Imunocompromised patients with HHV-6 encephalitis have a ratio of CSF/blood viral load >1, whereas children with encephalitis due to primary infection have ratios of <1

Berzero et al. of the University of Pavia, Italy, evaluated all 926 patients at their institution who were tested for HHV-6 DNA in the cerebrospinal fluid (CSF) and/or blood over a decade: 45 tested positive. Of the 17 immunocompetent patients, 4 were diagnosed with HHV-6 encephalitis, all of whom were infants younger than 3 years old. Of the 28 immunocompromised hosts, 7 were diagnosed with HHV-6 encephalitis: most were adults (two were teenagers) and in all cases the encephalitis was caused by reactivation of the virus.

The authors compared the ratio of viral load in the CSF to the viral load in the blood: they found that this “HHV-6 CSF/blood replication ratio” was >1 in 6/7 of the immunocompromised patients, whereas it was <1 in all 4/4 immunocompetent patients.
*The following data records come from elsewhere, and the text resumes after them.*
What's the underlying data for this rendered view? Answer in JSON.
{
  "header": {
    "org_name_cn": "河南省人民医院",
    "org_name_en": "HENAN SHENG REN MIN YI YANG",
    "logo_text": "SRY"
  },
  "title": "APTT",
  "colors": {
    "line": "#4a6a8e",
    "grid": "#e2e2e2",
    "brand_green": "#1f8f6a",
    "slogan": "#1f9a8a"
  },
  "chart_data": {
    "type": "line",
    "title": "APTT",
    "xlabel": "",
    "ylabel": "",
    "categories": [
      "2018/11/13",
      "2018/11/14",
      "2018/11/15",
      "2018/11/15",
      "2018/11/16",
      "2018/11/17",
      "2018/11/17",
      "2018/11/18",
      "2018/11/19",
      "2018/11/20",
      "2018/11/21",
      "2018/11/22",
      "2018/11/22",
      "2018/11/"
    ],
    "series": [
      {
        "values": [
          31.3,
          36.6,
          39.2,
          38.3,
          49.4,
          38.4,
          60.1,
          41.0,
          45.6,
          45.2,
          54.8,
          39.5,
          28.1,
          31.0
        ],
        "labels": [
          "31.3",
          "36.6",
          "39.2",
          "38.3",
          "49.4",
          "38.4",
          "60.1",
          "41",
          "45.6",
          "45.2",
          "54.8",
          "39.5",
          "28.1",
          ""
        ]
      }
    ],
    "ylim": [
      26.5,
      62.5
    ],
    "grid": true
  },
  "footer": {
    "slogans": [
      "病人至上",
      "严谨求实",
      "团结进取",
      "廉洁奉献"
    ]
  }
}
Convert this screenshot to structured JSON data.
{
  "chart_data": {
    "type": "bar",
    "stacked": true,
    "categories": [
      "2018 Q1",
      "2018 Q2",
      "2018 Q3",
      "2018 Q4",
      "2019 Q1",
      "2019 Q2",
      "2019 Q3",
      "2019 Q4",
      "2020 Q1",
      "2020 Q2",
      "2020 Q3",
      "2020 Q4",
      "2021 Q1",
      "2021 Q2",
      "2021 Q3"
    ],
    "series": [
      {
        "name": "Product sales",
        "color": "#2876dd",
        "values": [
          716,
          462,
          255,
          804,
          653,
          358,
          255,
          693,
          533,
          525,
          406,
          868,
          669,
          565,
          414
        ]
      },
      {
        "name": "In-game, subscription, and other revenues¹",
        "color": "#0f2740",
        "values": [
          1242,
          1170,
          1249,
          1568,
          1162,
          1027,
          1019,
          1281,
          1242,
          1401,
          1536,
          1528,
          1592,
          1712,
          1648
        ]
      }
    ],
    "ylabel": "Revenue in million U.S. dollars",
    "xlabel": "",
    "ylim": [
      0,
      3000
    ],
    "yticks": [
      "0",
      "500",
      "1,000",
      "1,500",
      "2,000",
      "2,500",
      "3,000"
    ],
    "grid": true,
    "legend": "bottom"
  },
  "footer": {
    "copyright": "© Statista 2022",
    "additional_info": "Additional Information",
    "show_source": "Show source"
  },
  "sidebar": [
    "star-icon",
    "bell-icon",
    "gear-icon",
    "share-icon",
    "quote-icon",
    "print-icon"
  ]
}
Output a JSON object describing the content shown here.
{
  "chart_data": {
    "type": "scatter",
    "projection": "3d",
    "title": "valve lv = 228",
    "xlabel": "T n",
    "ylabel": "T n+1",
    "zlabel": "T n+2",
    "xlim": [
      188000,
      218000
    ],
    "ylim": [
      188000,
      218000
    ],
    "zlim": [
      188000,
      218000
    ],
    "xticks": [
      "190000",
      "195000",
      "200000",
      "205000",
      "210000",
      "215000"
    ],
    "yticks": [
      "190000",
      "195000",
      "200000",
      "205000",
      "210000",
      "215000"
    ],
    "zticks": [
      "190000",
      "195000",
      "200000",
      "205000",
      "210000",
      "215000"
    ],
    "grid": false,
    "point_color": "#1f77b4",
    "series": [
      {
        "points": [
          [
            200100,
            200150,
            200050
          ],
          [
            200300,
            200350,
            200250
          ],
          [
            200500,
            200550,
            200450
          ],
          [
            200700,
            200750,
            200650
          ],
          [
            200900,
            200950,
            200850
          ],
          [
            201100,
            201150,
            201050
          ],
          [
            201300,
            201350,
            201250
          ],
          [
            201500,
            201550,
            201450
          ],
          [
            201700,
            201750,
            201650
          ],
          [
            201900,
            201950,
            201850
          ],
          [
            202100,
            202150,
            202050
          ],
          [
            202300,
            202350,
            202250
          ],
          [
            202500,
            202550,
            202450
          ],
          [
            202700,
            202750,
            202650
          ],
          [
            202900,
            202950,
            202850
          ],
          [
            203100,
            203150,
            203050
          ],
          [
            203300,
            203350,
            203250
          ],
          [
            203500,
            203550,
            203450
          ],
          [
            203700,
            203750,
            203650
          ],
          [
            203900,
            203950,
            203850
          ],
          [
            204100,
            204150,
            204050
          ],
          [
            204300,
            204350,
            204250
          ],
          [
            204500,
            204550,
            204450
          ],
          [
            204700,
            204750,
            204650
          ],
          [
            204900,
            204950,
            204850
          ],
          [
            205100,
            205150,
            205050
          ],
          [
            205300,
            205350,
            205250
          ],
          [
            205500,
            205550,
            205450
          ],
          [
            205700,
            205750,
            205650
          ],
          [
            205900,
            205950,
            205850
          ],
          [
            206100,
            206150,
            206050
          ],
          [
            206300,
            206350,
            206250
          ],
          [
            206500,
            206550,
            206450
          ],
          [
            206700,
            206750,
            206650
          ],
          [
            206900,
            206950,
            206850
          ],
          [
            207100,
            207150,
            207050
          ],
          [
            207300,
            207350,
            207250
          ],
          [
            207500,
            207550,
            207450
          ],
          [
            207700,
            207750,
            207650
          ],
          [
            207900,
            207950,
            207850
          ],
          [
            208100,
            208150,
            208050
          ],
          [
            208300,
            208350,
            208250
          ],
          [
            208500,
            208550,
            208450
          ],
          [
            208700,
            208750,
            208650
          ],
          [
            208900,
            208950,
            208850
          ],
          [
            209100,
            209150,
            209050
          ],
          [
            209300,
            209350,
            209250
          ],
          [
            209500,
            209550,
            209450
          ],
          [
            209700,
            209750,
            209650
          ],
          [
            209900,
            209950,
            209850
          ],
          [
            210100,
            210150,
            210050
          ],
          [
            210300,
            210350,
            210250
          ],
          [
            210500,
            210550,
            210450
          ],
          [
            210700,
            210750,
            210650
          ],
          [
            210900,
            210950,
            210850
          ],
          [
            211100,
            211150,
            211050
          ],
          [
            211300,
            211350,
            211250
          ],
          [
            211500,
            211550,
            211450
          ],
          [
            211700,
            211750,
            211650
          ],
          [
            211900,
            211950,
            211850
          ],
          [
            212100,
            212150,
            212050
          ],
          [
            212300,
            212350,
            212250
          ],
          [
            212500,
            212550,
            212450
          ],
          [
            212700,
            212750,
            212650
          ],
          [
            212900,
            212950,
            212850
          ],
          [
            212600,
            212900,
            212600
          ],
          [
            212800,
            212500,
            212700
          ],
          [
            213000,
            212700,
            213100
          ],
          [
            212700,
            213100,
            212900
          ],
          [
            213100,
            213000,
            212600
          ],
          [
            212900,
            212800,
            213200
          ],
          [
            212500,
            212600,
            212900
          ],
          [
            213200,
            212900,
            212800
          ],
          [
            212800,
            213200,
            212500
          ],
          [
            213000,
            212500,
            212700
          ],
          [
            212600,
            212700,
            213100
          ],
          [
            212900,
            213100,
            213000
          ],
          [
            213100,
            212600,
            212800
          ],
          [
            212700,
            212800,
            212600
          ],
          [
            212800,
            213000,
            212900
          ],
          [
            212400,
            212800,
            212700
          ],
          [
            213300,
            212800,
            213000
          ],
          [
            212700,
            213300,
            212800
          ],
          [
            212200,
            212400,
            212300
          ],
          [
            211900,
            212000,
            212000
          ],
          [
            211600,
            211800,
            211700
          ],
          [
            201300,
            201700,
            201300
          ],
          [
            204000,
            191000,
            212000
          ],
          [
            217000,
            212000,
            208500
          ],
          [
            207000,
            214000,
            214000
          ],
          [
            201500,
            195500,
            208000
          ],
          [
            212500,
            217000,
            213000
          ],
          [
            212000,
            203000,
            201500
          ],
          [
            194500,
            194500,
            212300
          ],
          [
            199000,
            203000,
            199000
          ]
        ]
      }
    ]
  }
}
They conclude that the detection of a CSF/blood replication ratio >1 represents a specific feature of immunocompromised patients with encephalitis.

MRI changes in an HSCT patients with encephalitis are often delayed. Panels A-C represent MRI 3 days after symptom onset with no abnormal findings on axial FLAIR and coronal T2-weighted images with motion artifacts. 16 days after symptom onset, a marked hyperintensity was evident at the level of the left temporo-mesial region with swelling of the amygdala and ipsilateral insular cortex, panels D-F.

For one HHV-6 patient, no abnormal findings were detected on MRI 3 days after initial symptom onset (Fig 1A-C). It was only an MRI 16 days later that revealed abnormalities (Figure 1D-F). Thus, a negative brain MRI performed shortly after symptom onset does not rule out HHV-6 encephalitis.

Finally, the authors detected inherited chromosomally-integrated HHV-6 (iciHHV-6) in 7/926 (0.8%) of all patients tested, a proportion similar to that in the general population (Pellett 2012).